Three of Southern Illinois' four poisonous species of snakes inhabit the swamp: timber rattlers, copperheads and water moccasins. He also advises against coming too close to any water snakes. "They may not be poisonous but they are obnoxious. They don't like to be handled."

Black rat snakes are common in the migration, along with ring-neck, hog-nose and garter snakes.

LaRue Road, now familiarly known as Snake Road, is located east of the Muddy Levee Road north and east of Wolf Lake. It normally is traveled only by sightseers. In the spring, the roadside erupts with the blues, purples and whites of sweet William, Miami mist and larkspur in bloom.

The migration brings out even more sightseers but also tempts snake-nappers. Last month, the Forest Service caught a man walking out of the area with three copperheads, two of which were dead.
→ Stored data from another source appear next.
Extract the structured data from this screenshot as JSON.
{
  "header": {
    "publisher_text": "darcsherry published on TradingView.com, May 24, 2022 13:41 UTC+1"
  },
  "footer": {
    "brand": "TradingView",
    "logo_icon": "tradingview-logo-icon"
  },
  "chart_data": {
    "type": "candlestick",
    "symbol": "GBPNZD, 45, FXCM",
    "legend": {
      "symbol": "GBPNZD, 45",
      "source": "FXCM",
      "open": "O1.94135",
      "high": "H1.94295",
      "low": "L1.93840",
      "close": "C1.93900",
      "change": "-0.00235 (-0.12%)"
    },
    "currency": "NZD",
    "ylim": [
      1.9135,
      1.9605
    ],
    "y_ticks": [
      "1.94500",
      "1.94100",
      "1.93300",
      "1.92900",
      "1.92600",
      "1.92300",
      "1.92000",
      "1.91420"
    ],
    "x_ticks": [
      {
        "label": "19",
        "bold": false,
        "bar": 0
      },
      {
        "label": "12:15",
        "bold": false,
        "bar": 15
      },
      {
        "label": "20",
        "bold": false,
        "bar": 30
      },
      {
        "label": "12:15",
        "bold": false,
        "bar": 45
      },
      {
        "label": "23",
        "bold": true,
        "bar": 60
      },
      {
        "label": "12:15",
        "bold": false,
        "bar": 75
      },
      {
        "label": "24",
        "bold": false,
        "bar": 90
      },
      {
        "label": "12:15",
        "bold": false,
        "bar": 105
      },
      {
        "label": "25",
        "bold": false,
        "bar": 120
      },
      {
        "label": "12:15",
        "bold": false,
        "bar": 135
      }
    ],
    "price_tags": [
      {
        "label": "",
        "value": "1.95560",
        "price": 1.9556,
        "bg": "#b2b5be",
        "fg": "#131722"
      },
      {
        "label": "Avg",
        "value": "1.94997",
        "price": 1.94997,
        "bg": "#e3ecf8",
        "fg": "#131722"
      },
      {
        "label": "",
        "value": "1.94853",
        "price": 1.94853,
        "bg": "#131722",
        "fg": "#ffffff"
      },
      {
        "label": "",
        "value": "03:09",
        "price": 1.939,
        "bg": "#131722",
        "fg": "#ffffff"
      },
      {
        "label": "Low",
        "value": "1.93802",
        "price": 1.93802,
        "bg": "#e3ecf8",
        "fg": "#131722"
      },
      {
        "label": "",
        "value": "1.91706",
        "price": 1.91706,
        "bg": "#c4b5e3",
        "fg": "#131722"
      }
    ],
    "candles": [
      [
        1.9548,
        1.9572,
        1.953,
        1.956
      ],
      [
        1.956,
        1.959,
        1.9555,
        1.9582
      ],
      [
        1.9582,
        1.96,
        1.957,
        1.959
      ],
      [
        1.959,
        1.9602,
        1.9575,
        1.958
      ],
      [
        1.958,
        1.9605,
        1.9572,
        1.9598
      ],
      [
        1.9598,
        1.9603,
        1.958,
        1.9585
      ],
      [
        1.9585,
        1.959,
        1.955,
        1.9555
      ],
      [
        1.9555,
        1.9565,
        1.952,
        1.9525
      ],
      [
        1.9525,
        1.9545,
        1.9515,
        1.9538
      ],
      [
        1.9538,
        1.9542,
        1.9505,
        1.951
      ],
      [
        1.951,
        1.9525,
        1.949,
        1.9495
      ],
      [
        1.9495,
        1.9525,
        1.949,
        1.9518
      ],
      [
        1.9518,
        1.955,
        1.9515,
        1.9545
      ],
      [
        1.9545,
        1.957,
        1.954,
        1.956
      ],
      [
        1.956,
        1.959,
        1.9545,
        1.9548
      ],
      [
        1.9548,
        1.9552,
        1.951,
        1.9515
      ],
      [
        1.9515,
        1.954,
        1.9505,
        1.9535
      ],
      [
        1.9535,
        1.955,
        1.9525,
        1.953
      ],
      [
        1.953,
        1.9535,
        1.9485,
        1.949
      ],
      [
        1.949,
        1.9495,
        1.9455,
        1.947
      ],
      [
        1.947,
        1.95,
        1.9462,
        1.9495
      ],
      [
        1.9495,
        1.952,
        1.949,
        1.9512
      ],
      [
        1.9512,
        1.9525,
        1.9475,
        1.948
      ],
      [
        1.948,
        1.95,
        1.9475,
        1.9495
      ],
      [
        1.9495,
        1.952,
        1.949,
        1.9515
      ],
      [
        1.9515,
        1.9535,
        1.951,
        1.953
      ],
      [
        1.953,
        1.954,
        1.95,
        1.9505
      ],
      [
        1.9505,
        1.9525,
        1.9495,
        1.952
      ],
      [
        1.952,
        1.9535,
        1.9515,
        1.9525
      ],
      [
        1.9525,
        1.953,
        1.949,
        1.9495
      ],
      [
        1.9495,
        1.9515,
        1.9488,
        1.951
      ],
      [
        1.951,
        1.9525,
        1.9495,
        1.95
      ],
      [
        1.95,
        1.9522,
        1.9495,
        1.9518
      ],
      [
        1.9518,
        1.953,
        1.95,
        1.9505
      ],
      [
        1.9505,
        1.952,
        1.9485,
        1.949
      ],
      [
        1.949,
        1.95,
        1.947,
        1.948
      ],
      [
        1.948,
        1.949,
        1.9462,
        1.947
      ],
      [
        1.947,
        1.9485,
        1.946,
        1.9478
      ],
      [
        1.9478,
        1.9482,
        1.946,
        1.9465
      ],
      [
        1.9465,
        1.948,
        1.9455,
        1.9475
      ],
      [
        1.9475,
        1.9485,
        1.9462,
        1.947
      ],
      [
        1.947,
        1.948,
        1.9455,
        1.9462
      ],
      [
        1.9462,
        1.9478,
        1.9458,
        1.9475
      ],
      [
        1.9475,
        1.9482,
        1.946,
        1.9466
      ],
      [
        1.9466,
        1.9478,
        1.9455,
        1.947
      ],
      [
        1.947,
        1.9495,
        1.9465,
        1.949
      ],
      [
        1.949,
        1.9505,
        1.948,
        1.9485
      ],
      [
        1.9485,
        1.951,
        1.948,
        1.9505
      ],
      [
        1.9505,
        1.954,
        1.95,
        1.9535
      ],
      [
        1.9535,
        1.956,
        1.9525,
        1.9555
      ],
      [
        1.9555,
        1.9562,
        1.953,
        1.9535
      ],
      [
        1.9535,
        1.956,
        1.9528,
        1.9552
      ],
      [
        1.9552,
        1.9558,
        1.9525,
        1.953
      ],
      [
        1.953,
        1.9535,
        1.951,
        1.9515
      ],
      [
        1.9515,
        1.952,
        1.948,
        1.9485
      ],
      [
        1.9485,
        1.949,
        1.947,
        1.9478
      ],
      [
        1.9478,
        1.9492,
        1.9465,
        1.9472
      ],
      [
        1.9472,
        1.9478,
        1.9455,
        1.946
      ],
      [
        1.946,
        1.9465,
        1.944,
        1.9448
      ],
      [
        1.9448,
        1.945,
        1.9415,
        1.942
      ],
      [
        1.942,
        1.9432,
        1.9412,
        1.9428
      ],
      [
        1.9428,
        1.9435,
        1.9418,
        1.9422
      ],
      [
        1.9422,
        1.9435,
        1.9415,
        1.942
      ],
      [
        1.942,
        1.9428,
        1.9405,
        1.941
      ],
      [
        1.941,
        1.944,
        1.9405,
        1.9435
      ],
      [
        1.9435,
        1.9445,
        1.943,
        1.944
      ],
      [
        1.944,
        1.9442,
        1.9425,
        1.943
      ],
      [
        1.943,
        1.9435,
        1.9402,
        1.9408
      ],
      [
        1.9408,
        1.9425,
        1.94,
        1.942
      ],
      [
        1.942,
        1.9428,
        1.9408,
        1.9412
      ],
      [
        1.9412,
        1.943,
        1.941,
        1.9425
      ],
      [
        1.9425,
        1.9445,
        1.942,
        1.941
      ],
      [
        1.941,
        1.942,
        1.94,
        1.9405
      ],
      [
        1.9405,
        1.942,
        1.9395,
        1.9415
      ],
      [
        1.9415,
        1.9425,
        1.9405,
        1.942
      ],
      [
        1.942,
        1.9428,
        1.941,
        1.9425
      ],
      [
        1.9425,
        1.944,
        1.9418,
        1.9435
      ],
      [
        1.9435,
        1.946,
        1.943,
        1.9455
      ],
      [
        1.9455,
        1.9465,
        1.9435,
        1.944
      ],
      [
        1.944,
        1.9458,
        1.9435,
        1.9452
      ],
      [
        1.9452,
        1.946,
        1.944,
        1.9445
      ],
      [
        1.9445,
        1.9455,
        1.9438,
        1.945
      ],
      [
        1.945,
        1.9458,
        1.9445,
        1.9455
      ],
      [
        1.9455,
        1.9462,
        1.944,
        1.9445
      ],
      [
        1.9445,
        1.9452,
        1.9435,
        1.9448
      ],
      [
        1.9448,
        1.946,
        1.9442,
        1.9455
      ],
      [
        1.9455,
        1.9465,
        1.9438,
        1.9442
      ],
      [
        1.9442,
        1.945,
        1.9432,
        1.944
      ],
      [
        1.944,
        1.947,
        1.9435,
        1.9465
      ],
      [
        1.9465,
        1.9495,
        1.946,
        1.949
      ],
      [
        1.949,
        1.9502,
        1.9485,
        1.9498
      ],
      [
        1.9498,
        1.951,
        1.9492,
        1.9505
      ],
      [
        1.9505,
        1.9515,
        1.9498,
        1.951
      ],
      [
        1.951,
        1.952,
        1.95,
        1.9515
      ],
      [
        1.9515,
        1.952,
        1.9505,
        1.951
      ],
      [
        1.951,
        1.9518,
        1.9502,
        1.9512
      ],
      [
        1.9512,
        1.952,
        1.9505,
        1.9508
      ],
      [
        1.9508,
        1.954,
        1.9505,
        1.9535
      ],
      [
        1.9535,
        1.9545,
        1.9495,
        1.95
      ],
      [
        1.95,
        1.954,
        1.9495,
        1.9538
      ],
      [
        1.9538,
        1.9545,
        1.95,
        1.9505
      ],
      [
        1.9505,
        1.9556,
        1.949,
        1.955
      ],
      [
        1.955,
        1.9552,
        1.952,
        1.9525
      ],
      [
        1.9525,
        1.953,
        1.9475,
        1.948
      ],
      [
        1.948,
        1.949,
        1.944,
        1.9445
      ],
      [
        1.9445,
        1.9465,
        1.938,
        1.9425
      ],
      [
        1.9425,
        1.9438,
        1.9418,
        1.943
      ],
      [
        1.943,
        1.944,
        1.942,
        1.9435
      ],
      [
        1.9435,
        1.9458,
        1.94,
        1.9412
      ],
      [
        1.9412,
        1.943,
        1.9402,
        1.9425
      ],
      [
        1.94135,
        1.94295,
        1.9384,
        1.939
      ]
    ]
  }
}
He told the agent he was going to make a pair of snakeskin boots.

The penalty for collecting snakes on U.S. Forest Service land is a fine of up to $5,000 and six months in prison.

The LaRue Swamp was created when the Big Muddy River cut a new channel during a huge flood about 12,000 years ago. The river's historic bed became the swamp.

The bluffs above the swamp are the only known home of the carinate pill snail, a species once believed extinct. But Smith and his then-assistant Dave Ketzner scoured the bluffs and found some live ones a few years ago.

"What right to do we have to say, This is good, this is bad?," he asks. "As far as what's going on on this planet, we're just a small portion of it."